A major turning point in Miriam’s life was the day she decided to tell her parents about her sexuality. She knew that this would cause them pain. She talked about her mom’s reaction and said, “Her words were that she never thought any child of hers could bring her as much shame as I did. And since then it’s very much been about religion. She’d reply, ‘God made man and woman – if you look at any verse in the Koran it’s never husband and husband or wife and wife’. It resonated with me, because I realised how much she was in a bubble – for her to not even [know] about homosexuality. But her overarching love for her daughter fights with her culture. She worries about me because she believes the life I’m living is a sin. I can tell when I look at her face that she’s hurting.”
She and her mom still kept this a secret from her dad for more than a decade. Miriam recalled the day she finally decided to tell her dad. “He said: ‘You know Islam, you’ve gone to the mosque, you’ve read the Koran, you know it’s a sin, don’t you? As far as I’m concerned, I’m right, you’re wrong.

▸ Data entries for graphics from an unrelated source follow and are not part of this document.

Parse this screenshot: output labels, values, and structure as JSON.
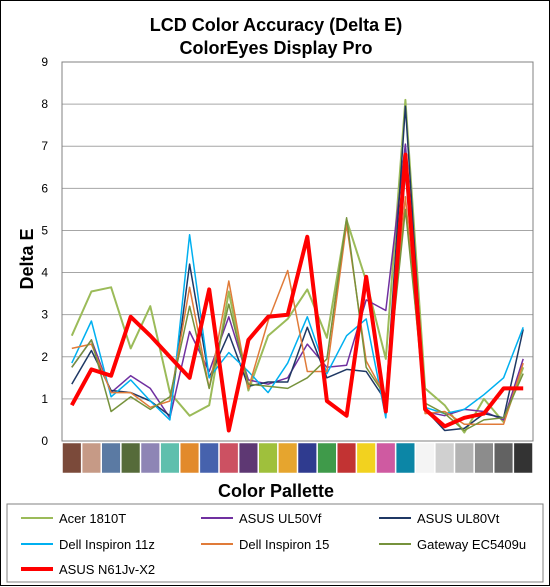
{
  "chart_data": {
    "type": "line",
    "title": "LCD Color Accuracy (Delta E)",
    "subtitle": "ColorEyes Display Pro",
    "xlabel": "Color Pallette",
    "ylabel": "Delta E",
    "ylim": [
      0,
      9
    ],
    "yticks": [
      "0",
      "1",
      "2",
      "3",
      "4",
      "5",
      "6",
      "7",
      "8",
      "9"
    ],
    "grid": true,
    "legend_position": "bottom",
    "categories": [
      "#7b4a3a",
      "#c69a86",
      "#5b7aa3",
      "#566b3a",
      "#8e85b5",
      "#5fbfad",
      "#e28a2b",
      "#4662ad",
      "#cc5162",
      "#5e3873",
      "#9fc03c",
      "#e6a52e",
      "#2f3b8f",
      "#3f9a4a",
      "#c23333",
      "#f2d21f",
      "#cf5aa1",
      "#0c86a6",
      "#f4f4f4",
      "#d0d0d0",
      "#b3b3b3",
      "#8c8c8c",
      "#626262",
      "#333333"
    ],
    "series": [
      {
        "name": "Acer 1810T",
        "color": "#9bbb59",
        "width": 2,
        "values": [
          2.5,
          3.55,
          3.65,
          2.2,
          3.2,
          1.15,
          0.6,
          0.85,
          3.55,
          1.2,
          2.5,
          2.9,
          3.6,
          2.45,
          5.25,
          3.8,
          1.95,
          8.1,
          1.25,
          0.85,
          0.2,
          1.0,
          0.45,
          1.75
        ]
      },
      {
        "name": "ASUS UL50Vf",
        "color": "#7030a0",
        "width": 1.5,
        "values": [
          1.75,
          2.4,
          1.15,
          1.55,
          1.25,
          0.55,
          2.6,
          1.65,
          2.95,
          1.45,
          1.35,
          1.5,
          2.3,
          1.75,
          1.8,
          3.35,
          3.1,
          7.05,
          0.7,
          0.6,
          0.75,
          0.7,
          0.5,
          1.95
        ]
      },
      {
        "name": "ASUS UL80Vt",
        "color": "#1f3864",
        "width": 1.5,
        "values": [
          1.35,
          2.15,
          1.2,
          1.15,
          0.95,
          0.6,
          4.2,
          1.5,
          2.55,
          1.3,
          1.4,
          1.4,
          2.7,
          1.5,
          1.7,
          1.65,
          0.95,
          7.95,
          0.75,
          0.25,
          0.3,
          0.65,
          0.55,
          2.65
        ]
      },
      {
        "name": "Dell Inspiron 11z",
        "color": "#00b0f0",
        "width": 1.5,
        "values": [
          1.85,
          2.85,
          1.05,
          1.45,
          0.95,
          0.5,
          4.9,
          1.5,
          2.1,
          1.65,
          1.15,
          1.85,
          2.95,
          1.6,
          2.5,
          2.9,
          0.55,
          6.4,
          0.8,
          0.65,
          0.75,
          1.1,
          1.5,
          2.7
        ]
      },
      {
        "name": "Dell Inspiron 15",
        "color": "#e07b39",
        "width": 1.5,
        "values": [
          2.2,
          2.3,
          1.15,
          1.15,
          0.8,
          0.95,
          3.65,
          1.25,
          3.8,
          1.25,
          2.85,
          4.05,
          1.65,
          1.65,
          5.15,
          1.9,
          1.05,
          5.8,
          0.65,
          0.7,
          0.4,
          0.4,
          0.4,
          1.85
        ]
      },
      {
        "name": "Gateway EC5409u",
        "color": "#76923c",
        "width": 1.5,
        "values": [
          1.75,
          2.4,
          0.7,
          1.05,
          0.75,
          1.05,
          3.2,
          1.25,
          3.25,
          1.35,
          1.3,
          1.25,
          1.5,
          1.95,
          5.3,
          1.75,
          1.05,
          5.5,
          0.9,
          0.65,
          0.25,
          0.5,
          0.55,
          1.6
        ]
      },
      {
        "name": "ASUS N61Jv-X2",
        "color": "#ff0000",
        "width": 4,
        "values": [
          0.85,
          1.7,
          1.55,
          2.95,
          2.5,
          2.0,
          1.5,
          3.6,
          0.25,
          2.4,
          2.95,
          3.0,
          4.85,
          0.95,
          0.6,
          3.9,
          0.7,
          6.8,
          0.75,
          0.35,
          0.55,
          0.65,
          1.25,
          1.25
        ]
      }
    ]
  }
}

What you’re doing is against Islam’.”
Miriam then revealed that her father had presented her with an ultimatum and had finally decided to disown her.
There is still hope.
Through all her strifes, Miriam has somehow still managed to retain hope and is happy. She talked about her current partner and revealed that they hope to marry in 2020. Miriam also revealed that she recently saw her dad at a family gathering. She said, “I used that opportunity to be normal with him. When he was about to leave for work I went up to him and gave him a big hug. He was rigid, but I stayed there for an extra 10 seconds to have that extra contact because I bloody miss him. I could either do what he said on that day [and leave], or I could keep testing the waters and that’s [what I’m going to do].”
Miriam meanwhile is highly focused on creating a safe space where Muslim LGBTQ+ people can meet without discrimination. She said, “I think Islam itself is a very closed off religion. If you look at some older members of the community, they are living in the 8th Century, not the 21st. But it is possible to be Muslim and gay. I genuinely believe that although I had a girlfriend earlier in life, I wasn’t out to myself. I feel not just stronger now after having those experiences, but more accepting of myself.”